Sobre a noite do desaparecimento da freira, o inspetor percebeu que Irmã Ludmila escondia algo, após confirmar que fora simplesmente transferida a pedido dela. Não mostrou nenhum interesse em retornar a cidade e também não queria mais ficar lá.

O inspetor interveio, alegando total responsabilidade do Convento, caso algo pior acontecesse com ela. Diante disso, o sacerdote responsável informou que ela seria transferida para um asilo hospitalar no sul do estado naquele mesmo dia, o que o tranquilizou. 

Enquanto a freira partia, viu o inspetor Delano colocando a mão num dos lados da barriga que lhe doía. Ela se aproximou, tirou uma correia que tinha na cintura e falou:

– Leva esta correia para você. Quando sentir alguma dor, coloque-a e reze para Santa Filomena. A dor vai passar. Não falha. E vou rezar para você, pois sei que está precisando. Obrigada por tudo. Vocês dois são os anjos que Deus enviou para me proteger.

Irmã Ludmila sorriu para os dois policiais e, ao lado de dois outros padres, entrou num Chevrolet 1940 rumo a uma nova vida.

– Essa freira tem qualquer coisa de diferente… – disse o inspetor ao colega detetive. 

1950

Arthur se espreguiçou na cadeira em seu escritório, feliz com as notícias que lera sobre a prisão do Dr. Dumont e o paradeiro da Irmã Ludmila. Graças às raízes infiltradas da Irmandade dos Obreiros, seu plano corria muito bem. Tinha certeza de que a freira jamais falaria nada sobre o fim que levou o enfermeiro Betinho e dificilmente voltaria a cidade.
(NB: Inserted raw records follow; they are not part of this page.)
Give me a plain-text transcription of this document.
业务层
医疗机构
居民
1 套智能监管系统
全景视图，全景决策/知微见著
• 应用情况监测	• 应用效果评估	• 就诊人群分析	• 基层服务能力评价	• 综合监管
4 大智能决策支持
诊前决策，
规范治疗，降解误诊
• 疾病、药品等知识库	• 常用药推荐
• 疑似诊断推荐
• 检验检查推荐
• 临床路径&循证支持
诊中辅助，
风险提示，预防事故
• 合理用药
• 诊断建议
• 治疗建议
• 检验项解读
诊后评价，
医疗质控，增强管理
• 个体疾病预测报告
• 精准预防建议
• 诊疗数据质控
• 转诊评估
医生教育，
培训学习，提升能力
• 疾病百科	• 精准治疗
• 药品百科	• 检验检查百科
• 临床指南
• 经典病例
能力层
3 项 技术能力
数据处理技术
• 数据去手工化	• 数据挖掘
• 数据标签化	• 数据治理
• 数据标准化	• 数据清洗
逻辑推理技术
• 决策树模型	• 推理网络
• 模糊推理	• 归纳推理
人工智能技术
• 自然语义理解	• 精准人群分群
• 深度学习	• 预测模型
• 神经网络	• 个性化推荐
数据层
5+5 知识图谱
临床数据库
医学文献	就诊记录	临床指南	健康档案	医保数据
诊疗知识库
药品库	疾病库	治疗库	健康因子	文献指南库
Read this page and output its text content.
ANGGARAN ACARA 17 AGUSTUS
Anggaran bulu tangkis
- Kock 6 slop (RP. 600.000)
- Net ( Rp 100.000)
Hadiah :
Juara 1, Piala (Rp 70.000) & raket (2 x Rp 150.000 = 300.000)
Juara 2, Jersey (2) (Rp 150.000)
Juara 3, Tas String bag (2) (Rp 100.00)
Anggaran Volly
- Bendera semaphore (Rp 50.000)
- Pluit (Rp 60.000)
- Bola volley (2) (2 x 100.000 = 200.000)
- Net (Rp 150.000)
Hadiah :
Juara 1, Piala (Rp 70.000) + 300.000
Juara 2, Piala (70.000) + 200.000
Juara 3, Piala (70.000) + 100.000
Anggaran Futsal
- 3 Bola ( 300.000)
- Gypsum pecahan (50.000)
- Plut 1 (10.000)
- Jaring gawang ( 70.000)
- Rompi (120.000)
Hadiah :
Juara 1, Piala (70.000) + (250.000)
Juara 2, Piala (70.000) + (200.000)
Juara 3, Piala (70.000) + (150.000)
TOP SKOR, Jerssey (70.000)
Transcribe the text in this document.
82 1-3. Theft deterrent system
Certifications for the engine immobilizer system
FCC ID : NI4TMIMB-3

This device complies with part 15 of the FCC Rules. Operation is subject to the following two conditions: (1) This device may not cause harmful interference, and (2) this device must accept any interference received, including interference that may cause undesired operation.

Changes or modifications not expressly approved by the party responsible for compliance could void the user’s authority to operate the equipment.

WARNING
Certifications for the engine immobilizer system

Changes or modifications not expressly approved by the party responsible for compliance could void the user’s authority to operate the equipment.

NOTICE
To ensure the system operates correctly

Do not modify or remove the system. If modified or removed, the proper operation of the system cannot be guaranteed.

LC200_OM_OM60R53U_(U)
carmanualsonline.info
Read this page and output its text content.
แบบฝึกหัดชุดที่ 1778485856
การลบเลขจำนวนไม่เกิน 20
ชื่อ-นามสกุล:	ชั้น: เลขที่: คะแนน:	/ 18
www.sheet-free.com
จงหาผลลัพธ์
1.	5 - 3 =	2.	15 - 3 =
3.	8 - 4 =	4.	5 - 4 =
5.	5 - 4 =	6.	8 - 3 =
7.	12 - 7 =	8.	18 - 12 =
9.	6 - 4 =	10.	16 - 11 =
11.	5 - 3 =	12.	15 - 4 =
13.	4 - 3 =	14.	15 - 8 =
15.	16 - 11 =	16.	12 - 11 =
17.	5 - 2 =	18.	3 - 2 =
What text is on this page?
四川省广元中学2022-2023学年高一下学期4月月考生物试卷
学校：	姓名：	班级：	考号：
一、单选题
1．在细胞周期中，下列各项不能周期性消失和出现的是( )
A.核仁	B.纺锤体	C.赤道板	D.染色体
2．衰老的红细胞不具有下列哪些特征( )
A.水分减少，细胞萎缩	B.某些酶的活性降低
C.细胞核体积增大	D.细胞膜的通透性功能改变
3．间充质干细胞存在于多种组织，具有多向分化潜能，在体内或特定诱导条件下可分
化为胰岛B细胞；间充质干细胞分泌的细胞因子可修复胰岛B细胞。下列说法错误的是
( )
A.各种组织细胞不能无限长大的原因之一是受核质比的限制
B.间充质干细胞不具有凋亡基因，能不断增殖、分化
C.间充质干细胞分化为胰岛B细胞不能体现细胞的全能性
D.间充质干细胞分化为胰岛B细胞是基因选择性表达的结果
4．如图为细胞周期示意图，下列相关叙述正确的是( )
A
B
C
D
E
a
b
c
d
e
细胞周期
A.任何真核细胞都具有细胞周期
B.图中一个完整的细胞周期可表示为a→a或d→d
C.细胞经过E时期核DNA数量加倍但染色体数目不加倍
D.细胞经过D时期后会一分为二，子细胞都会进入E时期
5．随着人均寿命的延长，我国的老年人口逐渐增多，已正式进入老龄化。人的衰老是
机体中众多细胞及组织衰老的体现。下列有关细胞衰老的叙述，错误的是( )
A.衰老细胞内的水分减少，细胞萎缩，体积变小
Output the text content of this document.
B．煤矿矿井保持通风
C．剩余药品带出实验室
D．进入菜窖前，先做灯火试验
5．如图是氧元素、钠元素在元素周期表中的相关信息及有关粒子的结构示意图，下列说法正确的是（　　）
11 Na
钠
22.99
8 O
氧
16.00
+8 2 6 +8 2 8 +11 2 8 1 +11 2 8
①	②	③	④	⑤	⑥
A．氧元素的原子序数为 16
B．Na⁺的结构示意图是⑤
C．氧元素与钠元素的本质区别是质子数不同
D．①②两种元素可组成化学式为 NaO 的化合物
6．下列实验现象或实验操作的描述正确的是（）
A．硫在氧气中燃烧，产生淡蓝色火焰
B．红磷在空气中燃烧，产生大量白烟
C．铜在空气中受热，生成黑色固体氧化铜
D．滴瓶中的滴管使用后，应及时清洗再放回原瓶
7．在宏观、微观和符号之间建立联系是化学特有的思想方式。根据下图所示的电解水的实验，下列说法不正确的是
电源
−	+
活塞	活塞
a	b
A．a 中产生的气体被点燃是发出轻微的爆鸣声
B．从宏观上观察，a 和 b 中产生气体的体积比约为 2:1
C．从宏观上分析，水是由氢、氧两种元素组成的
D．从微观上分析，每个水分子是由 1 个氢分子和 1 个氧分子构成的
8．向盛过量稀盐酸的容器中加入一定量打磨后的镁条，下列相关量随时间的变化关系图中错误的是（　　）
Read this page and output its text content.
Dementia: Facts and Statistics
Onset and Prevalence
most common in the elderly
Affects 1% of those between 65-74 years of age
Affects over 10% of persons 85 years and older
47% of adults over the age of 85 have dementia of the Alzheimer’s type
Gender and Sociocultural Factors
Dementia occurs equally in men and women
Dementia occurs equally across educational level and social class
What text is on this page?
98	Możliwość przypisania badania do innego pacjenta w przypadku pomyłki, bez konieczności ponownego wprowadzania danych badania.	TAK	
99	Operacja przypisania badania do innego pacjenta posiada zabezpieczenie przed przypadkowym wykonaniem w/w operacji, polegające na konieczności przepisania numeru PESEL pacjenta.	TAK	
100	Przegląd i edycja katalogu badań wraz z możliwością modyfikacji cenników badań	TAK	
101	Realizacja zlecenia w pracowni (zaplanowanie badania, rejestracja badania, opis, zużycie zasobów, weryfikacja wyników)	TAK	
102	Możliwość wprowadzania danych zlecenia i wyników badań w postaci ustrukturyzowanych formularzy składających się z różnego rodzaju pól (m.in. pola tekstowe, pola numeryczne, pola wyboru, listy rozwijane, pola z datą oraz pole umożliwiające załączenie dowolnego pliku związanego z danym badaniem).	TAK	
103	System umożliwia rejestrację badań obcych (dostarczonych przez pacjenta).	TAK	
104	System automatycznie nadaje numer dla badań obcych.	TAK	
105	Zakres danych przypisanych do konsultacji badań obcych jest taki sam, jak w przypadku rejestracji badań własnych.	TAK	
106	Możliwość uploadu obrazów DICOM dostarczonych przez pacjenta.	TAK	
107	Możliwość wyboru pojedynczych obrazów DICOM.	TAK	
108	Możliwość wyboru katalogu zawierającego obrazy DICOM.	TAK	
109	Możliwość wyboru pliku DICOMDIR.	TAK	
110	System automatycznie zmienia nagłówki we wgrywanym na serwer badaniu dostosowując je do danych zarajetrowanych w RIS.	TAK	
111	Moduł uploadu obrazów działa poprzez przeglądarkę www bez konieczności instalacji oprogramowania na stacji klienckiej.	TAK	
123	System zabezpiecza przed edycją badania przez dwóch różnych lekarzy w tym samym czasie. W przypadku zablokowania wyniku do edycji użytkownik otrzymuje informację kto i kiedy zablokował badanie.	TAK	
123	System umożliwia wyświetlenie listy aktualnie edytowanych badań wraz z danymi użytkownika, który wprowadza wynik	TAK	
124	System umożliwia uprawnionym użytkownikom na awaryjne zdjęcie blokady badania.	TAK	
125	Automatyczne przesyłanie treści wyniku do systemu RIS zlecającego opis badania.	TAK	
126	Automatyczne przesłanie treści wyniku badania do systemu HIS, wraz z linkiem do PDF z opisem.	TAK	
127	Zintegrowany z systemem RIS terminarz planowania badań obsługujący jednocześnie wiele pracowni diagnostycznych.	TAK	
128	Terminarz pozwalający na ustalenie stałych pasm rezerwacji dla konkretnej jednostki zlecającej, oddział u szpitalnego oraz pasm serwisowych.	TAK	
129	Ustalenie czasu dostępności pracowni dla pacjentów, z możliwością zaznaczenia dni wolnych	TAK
Estava cada vez mais distante, e o tempo a colocaria no esquecimento. A ideia de aproveitar a fragilidade do Dr. Dumont, diante da morte da mulher e da filha dele, manipulando-o e fazendo crer que a verdadeira culpada fora a freira, havia sido genial. Uma pena não a ter matado. A Irmandade não a queria morta. Queria somente afastá-la. Por isso, fez aquela tentativa por conta própria. Mas nem tudo é perfeito, e o momento não era dos piores. A obra do novo hospital estava prestes a iniciar-se, e sabia que mais nada e ninguém poderiam detê-lo. Acendeu um charuto e, para acompanhar, colocou uma dose de uísque no copo.

Uma batida leve soou na porta do seu escritório.

– Entre. Está aberta. – avisou.

Um homem gordo, de bochechas coradas, suando a testa aos montes e desajeitado entrou com uma pasta em uma das mãos e projetos enrolados na outra.

– Desculpe o atraso, Sr. Arthur. – disse, tirando o chapéu.

– Ah, você é o novo empreiteiro, certo? A Irmandade recomendou muito bem seus serviços para a obra do hospital. Como é mesmo seu nome?

– Honório, senhor! A seu dispor. – respondeu estendendo-lhe a mão.